I don’t know why Grandma’s rejection of me still stung. Elderly relatives were supposed to give you lipsticky kisses and ask intrusive questions about your love life. They were supposed to brag about your achievements to the point where nonrelatives wanted to gouge their eardrums at the mere mention of your name. They were not supposed to request at least one week’s advance notice if you attended family gatherings or insist on wearing a cross the size of a hubcap whenever you walked into a room. My only consolation was that Grandma looked like Flavor Flav and usually tipped over under the weight of her bling.
Eager to get back to a subject she could control, Mama listed the dishes she expected me to prepare to perk up the usual funeral potluck offerings. Apparently, there was some sort of dessert involving Jell-O, cream cheese, and mandarin oranges in my future. While I saw it as completely unfair that someone who didn’t eat should have to cook, these arguments failed to impress Mama. I promised to come by for my assigned shopping list after dark.
“How are things going with that Gabriel?” Mama asked. Mama was happy I was dating someone, particularly someone who literally came from one of the oldest families in town. But she was pretending that Gabriel wasn’t, either. I could only expect so much. “Have you seen him lately?”

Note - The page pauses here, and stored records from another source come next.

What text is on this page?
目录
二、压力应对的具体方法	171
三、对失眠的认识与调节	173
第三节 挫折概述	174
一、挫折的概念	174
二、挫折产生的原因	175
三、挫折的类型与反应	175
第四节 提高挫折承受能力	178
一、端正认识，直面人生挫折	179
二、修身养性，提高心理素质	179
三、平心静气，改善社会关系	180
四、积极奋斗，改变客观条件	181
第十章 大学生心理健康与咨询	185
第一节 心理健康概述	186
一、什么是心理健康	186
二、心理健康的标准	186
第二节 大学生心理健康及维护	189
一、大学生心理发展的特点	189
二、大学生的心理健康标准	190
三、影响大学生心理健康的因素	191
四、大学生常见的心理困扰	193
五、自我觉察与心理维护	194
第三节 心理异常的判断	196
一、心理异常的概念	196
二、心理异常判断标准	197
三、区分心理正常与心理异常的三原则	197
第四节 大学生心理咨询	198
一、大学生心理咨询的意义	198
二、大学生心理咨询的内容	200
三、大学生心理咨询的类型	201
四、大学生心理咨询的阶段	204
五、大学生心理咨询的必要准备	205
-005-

“Not for a week or so. He had to go to Nashville for business.”
On the other end of the line, Mama sighed. Dang it. I had just extended the conversation by about twenty minutes. Ever since I’d established a semi-sort-of-relationship with Gabriel, Mama’s favorite activity had been giving me relationship advice. I thought she saw it as a girlie bonding thing. “Honey, what have I always told you?”

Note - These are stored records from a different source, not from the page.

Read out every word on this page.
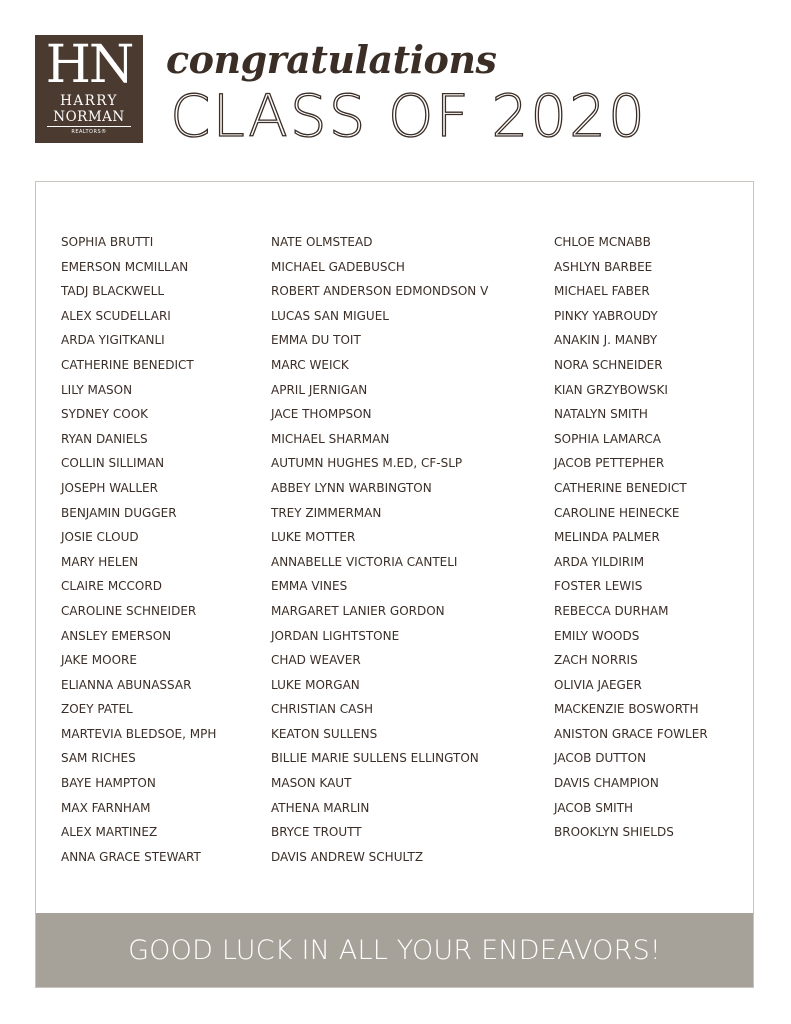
HN
HARRY
NORMAN
REALTORS®
congratulations
CLASS OF 2020
SOPHIA BRUTTI
EMERSON MCMILLAN
TADJ BLACKWELL
ALEX SCUDELLARI
ARDA YIGITKANLI
CATHERINE BENEDICT
LILY MASON
SYDNEY COOK
RYAN DANIELS
COLLIN SILLIMAN
JOSEPH WALLER
BENJAMIN DUGGER
JOSIE CLOUD
MARY HELEN
CLAIRE MCCORD
CAROLINE SCHNEIDER
ANSLEY EMERSON
JAKE MOORE
ELIANNA ABUNASSAR
ZOEY PATEL
MARTEVIA BLEDSOE, MPH
SAM RICHES
BAYE HAMPTON
MAX FARNHAM
ALEX MARTINEZ
ANNA GRACE STEWART
NATE OLMSTEAD
MICHAEL GADEBUSCH
ROBERT ANDERSON EDMONDSON V
LUCAS SAN MIGUEL
EMMA DU TOIT
MARC WEICK
APRIL JERNIGAN
JACE THOMPSON
MICHAEL SHARMAN
AUTUMN HUGHES M.ED, CF-SLP
ABBEY LYNN WARBINGTON
TREY ZIMMERMAN
LUKE MOTTER
ANNABELLE VICTORIA CANTELI
EMMA VINES
MARGARET LANIER GORDON
JORDAN LIGHTSTONE
CHAD WEAVER
LUKE MORGAN
CHRISTIAN CASH
KEATON SULLENS
BILLIE MARIE SULLENS ELLINGTON
MASON KAUT
ATHENA MARLIN
BRYCE TROUTT
DAVIS ANDREW SCHULTZ
CHLOE MCNABB
ASHLYN BARBEE
MICHAEL FABER
PINKY YABROUDY
ANAKIN J. MANBY
NORA SCHNEIDER
KIAN GRZYBOWSKI
NATALYN SMITH
SOPHIA LAMARCA
JACOB PETTEPHER
CATHERINE BENEDICT
CAROLINE HEINECKE
MELINDA PALMER
ARDA YILDIRIM
FOSTER LEWIS
REBECCA DURHAM
EMILY WOODS
ZACH NORRIS
OLIVIA JAEGER
MACKENZIE BOSWORTH
ANISTON GRACE FOWLER
JACOB DUTTON
DAVIS CHAMPION
JACOB SMITH
BROOKLYN SHIELDS
GOOD LUCK IN ALL YOUR ENDEAVORS!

Now, honestly, that could be any number of things, ranging from “Avoid contact with any surface in a public bathroom” to “Men don’t buy the cow when you hand them the keys to the dairy.” So I took a shot in the dark.

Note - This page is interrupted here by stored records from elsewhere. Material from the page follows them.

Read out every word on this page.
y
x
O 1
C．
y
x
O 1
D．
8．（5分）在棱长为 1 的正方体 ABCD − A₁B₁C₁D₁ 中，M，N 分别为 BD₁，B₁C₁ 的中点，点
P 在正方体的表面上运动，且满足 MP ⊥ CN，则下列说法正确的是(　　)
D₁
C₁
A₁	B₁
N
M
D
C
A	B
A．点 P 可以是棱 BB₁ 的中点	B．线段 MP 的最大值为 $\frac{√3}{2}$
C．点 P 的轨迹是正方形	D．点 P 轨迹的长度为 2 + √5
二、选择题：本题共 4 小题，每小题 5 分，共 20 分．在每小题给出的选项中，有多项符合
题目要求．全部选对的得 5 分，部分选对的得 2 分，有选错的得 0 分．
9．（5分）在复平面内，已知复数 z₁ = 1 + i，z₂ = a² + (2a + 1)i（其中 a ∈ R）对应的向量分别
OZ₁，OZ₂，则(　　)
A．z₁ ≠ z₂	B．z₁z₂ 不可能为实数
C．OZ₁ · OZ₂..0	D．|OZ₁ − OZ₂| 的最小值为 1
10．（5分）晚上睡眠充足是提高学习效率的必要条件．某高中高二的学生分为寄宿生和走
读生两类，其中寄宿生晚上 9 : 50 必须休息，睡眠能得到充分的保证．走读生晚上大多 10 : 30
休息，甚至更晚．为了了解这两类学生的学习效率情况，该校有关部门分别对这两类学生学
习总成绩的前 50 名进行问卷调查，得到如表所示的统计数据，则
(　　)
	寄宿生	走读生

“Um, never trust a man with two first names,” I guessed.
“Well, yes, but not what I had in mind.”
“Never trust a man with a remote-control fireplace?” I suggested.
“No,” she said, her patience audibly thinning.
“Never trust a—”
“Honey.” I could almost hear Mama shaking her head in dismay at my lack of man-savvy. “Relationships are fifty-fifty, give and take. You have to make an effort. He’s up there all by himself for a whole week. Why couldn’t you go up to visit him?”
“I have to work. And isn’t that kind of desperate?”
“There’s nothing wrong with showing some interest. You could make a little more of an effort. I could have Sheila take a look at your hair—”
“Mama, I really need to get off the phone if I’m going to make it to work on time,” I said. “And Zeb’s over here, and we’re trying to talk about bridesmaid stuff. I’ve really got to go.”
“Don’t let them put you in yellow. You know how washed-out you look in yellow!” Mama was saying as I put the receiver in its cradle.
“Someone has to lock my grandma up. She’s single-handedly taking down the Greatest Generation,” I moaned.
Zeb smirked at me as I slumped down and smacked my head against the counter. In a granite-muffled voice, I told him, “Shut it, or I’m calling your mama and telling her that your parents’ names aren’t on the invitations. That’ll keep you tied up for months.”
“That seems uncalled for,” he muttered.